'Müslüman Karşıtlığı'

İsviçre’de Müslümanlara Yönelik Irkçılık Ne Boyutta?

İsviçre'de Irkçılığa Karşı Federal Komisyon (CFR) tarafından yayınlanan yeni bir raporda, Müslümanlara karşı ırkçılığa dair yeni istatistikler ve bulgular paylaşıldı. Yaklaşık 450.000 Müslümanın yaşadığı ülkede, ırkçılığa en fazla başörtülü kadınlar maruz kalıyor.
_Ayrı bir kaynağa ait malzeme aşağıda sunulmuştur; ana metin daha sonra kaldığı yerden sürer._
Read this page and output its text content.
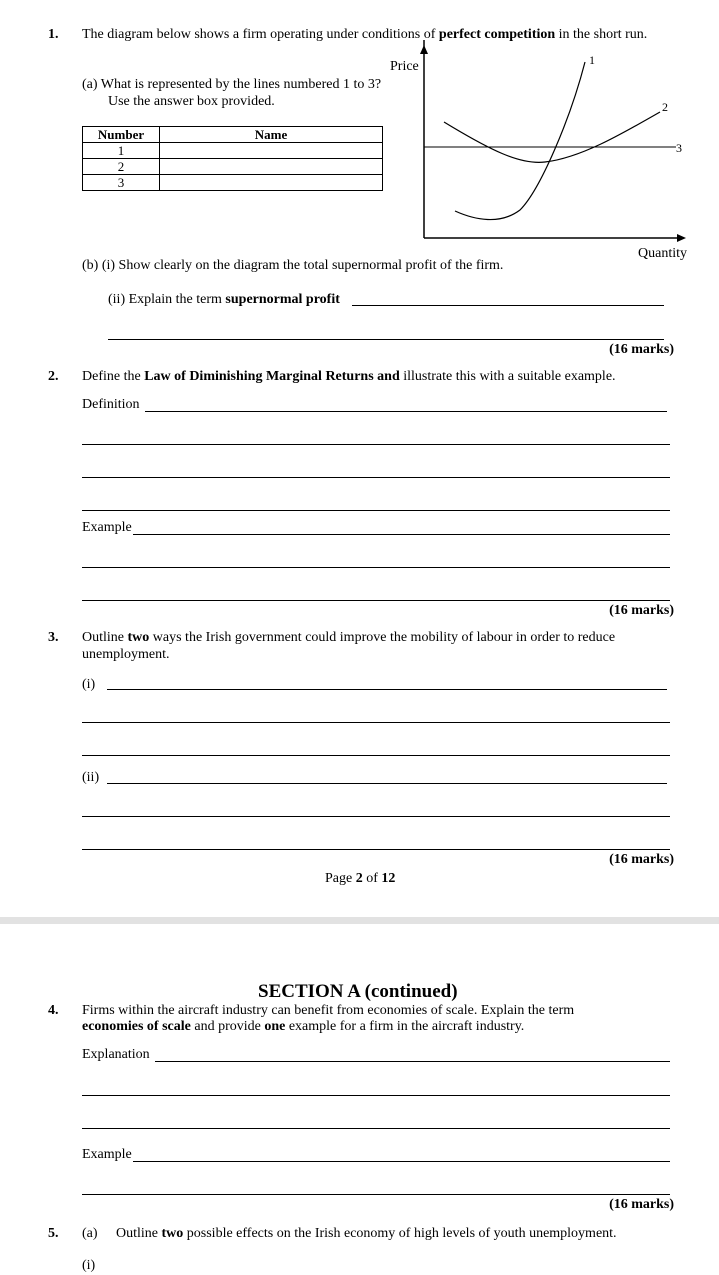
1. The diagram below shows a firm operating under conditions of perfect competition in the short run.
(a) What is represented by the lines numbered 1 to 3?
Use the answer box provided.
Number	Name
1	
2	
3	
Price
Quantity
1
2
3
(b) (i) Show clearly on the diagram the total supernormal profit of the firm.
(ii) Explain the term supernormal profit
(16 marks)
2. Define the Law of Diminishing Marginal Returns and illustrate this with a suitable example.
Definition
Example
(16 marks)
3. Outline two ways the Irish government could improve the mobility of labour in order to reduce
unemployment.
(i)
(ii)
(16 marks)
Page 2 of 12
SECTION A (continued)
4. Firms within the aircraft industry can benefit from economies of scale. Explain the term
economies of scale and provide one example for a firm in the aircraft industry.
Explanation
Example
(16 marks)
5. (a) Outline two possible effects on the Irish economy of high levels of youth unemployment.
(i)
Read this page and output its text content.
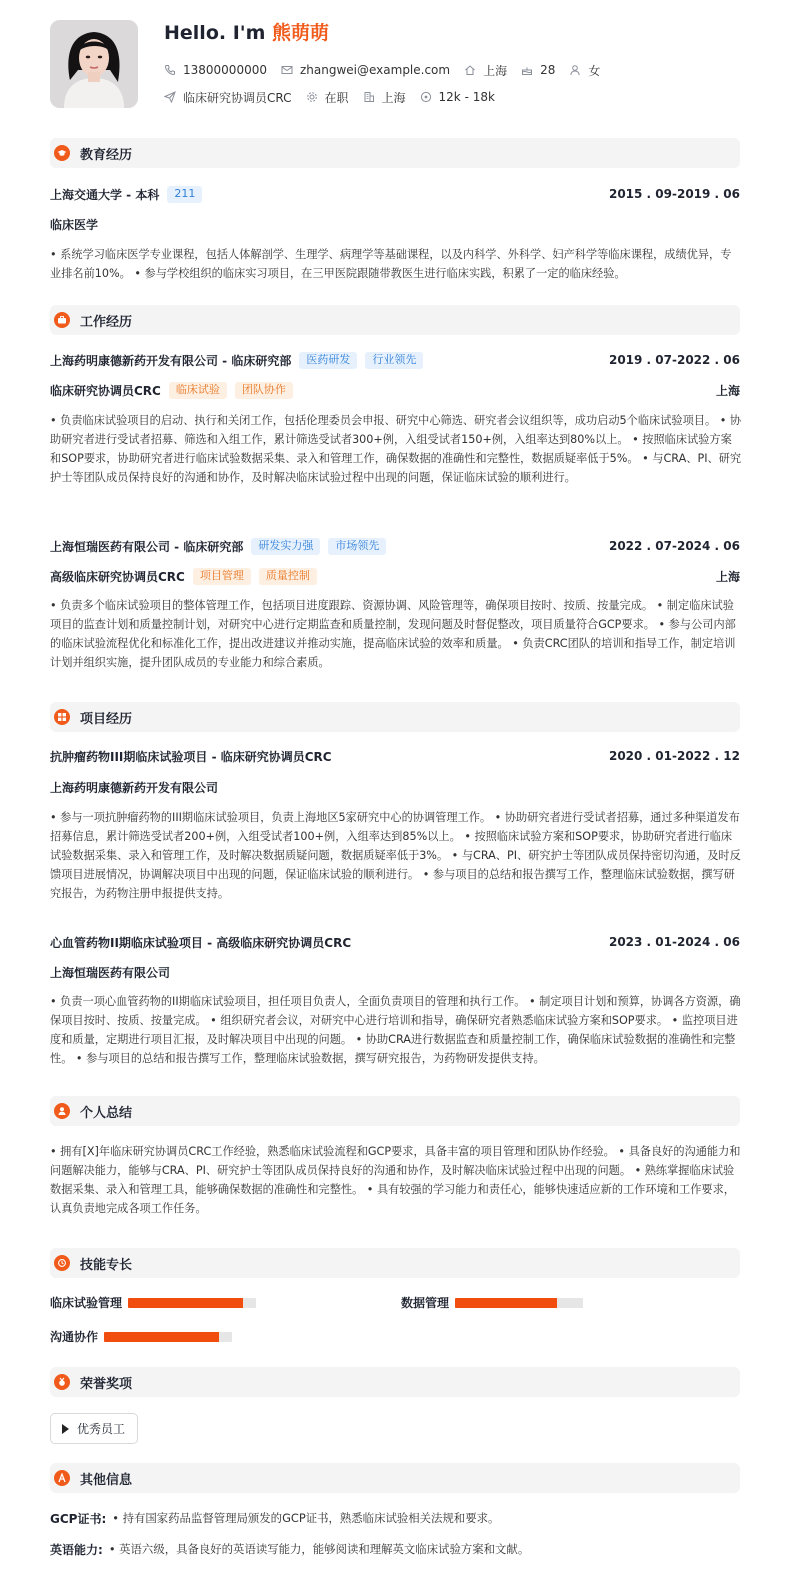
Hello. I'm 熊萌萌
13800000000	zhangwei@example.com	上海	28	女
临床研究协调员CRC	在职	上海	12k - 18k
教育经历
上海交通大学 - 本科	211	2015 . 09-2019 . 06
临床医学
• 系统学习临床医学专业课程，包括人体解剖学、生理学、病理学等基础课程，以及内科学、外科学、妇产科学等临床课程，成绩优异，专业排名前10%。 • 参与学校组织的临床实习项目，在三甲医院跟随带教医生进行临床实践，积累了一定的临床经验。
工作经历
上海药明康德新药开发有限公司 - 临床研究部	医药研发	行业领先	2019 . 07-2022 . 06
临床研究协调员CRC	临床试验	团队协作	上海
• 负责临床试验项目的启动、执行和关闭工作，包括伦理委员会申报、研究中心筛选、研究者会议组织等，成功启动5个临床试验项目。 • 协助研究者进行受试者招募、筛选和入组工作，累计筛选受试者300+例，入组受试者150+例，入组率达到80%以上。 • 按照临床试验方案和SOP要求，协助研究者进行临床试验数据采集、录入和管理工作，确保数据的准确性和完整性，数据质疑率低于5%。 • 与CRA、PI、研究护士等团队成员保持良好的沟通和协作，及时解决临床试验过程中出现的问题，保证临床试验的顺利进行。
上海恒瑞医药有限公司 - 临床研究部	研发实力强	市场领先	2022 . 07-2024 . 06
高级临床研究协调员CRC	项目管理	质量控制	上海
• 负责多个临床试验项目的整体管理工作，包括项目进度跟踪、资源协调、风险管理等，确保项目按时、按质、按量完成。 • 制定临床试验项目的监查计划和质量控制计划，对研究中心进行定期监查和质量控制，发现问题及时督促整改，项目质量符合GCP要求。 • 参与公司内部的临床试验流程优化和标准化工作，提出改进建议并推动实施，提高临床试验的效率和质量。 • 负责CRC团队的培训和指导工作，制定培训计划并组织实施，提升团队成员的专业能力和综合素质。
项目经历
抗肿瘤药物III期临床试验项目 - 临床研究协调员CRC	2020 . 01-2022 . 12
上海药明康德新药开发有限公司
• 参与一项抗肿瘤药物的III期临床试验项目，负责上海地区5家研究中心的协调管理工作。 • 协助研究者进行受试者招募，通过多种渠道发布招募信息，累计筛选受试者200+例，入组受试者100+例，入组率达到85%以上。 • 按照临床试验方案和SOP要求，协助研究者进行临床试验数据采集、录入和管理工作，及时解决数据质疑问题，数据质疑率低于3%。 • 与CRA、PI、研究护士等团队成员保持密切沟通，及时反馈项目进展情况，协调解决项目中出现的问题，保证临床试验的顺利进行。 • 参与项目的总结和报告撰写工作，整理临床试验数据，撰写研究报告，为药物注册申报提供支持。
心血管药物II期临床试验项目 - 高级临床研究协调员CRC	2023 . 01-2024 . 06
上海恒瑞医药有限公司
• 负责一项心血管药物的II期临床试验项目，担任项目负责人，全面负责项目的管理和执行工作。 • 制定项目计划和预算，协调各方资源，确保项目按时、按质、按量完成。 • 组织研究者会议，对研究中心进行培训和指导，确保研究者熟悉临床试验方案和SOP要求。 • 监控项目进度和质量，定期进行项目汇报，及时解决项目中出现的问题。 • 协助CRA进行数据监查和质量控制工作，确保临床试验数据的准确性和完整性。 • 参与项目的总结和报告撰写工作，整理临床试验数据，撰写研究报告，为药物研发提供支持。
个人总结
• 拥有[X]年临床研究协调员CRC工作经验，熟悉临床试验流程和GCP要求，具备丰富的项目管理和团队协作经验。 • 具备良好的沟通能力和问题解决能力，能够与CRA、PI、研究护士等团队成员保持良好的沟通和协作，及时解决临床试验过程中出现的问题。 • 熟练掌握临床试验数据采集、录入和管理工具，能够确保数据的准确性和完整性。 • 具有较强的学习能力和责任心，能够快速适应新的工作环境和工作要求，认真负责地完成各项工作任务。
技能专长
临床试验管理	数据管理
沟通协作
荣誉奖项
优秀员工
其他信息
GCP证书: • 持有国家药品监督管理局颁发的GCP证书，熟悉临床试验相关法规和要求。
英语能力: • 英语六级，具备良好的英语读写能力，能够阅读和理解英文临床试验方案和文献。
Fotoğraf: Creativ Family - Shutterstock.

1970’li yıllara kadar İsviçre’de çok az sayıda -16.000 civarında- Müslüman yaşarken, bugün ülkedeki Müslüman nüfus 450.000 civarına çıktı. Müslüman topluma yönelik ırkçılık ve ayrımcılığın daha iyi anlaşılması amacıyla hazırlanan “Müslümanlar Açısından Irkçılık” başlıklı CFR raporunda, Müslümanların günlük yaşamın farklı alanlarına ırkçılığın nasıl yansıdığını inceleniyor. Ele alınan alanlar arasında aşağılayıcı ifadeler, şiddet çağrıları, taraflı medya yayınları, ayrımcı muameler ve çevrimiçi ortamlardaki nefret söylemleri yer alıyor.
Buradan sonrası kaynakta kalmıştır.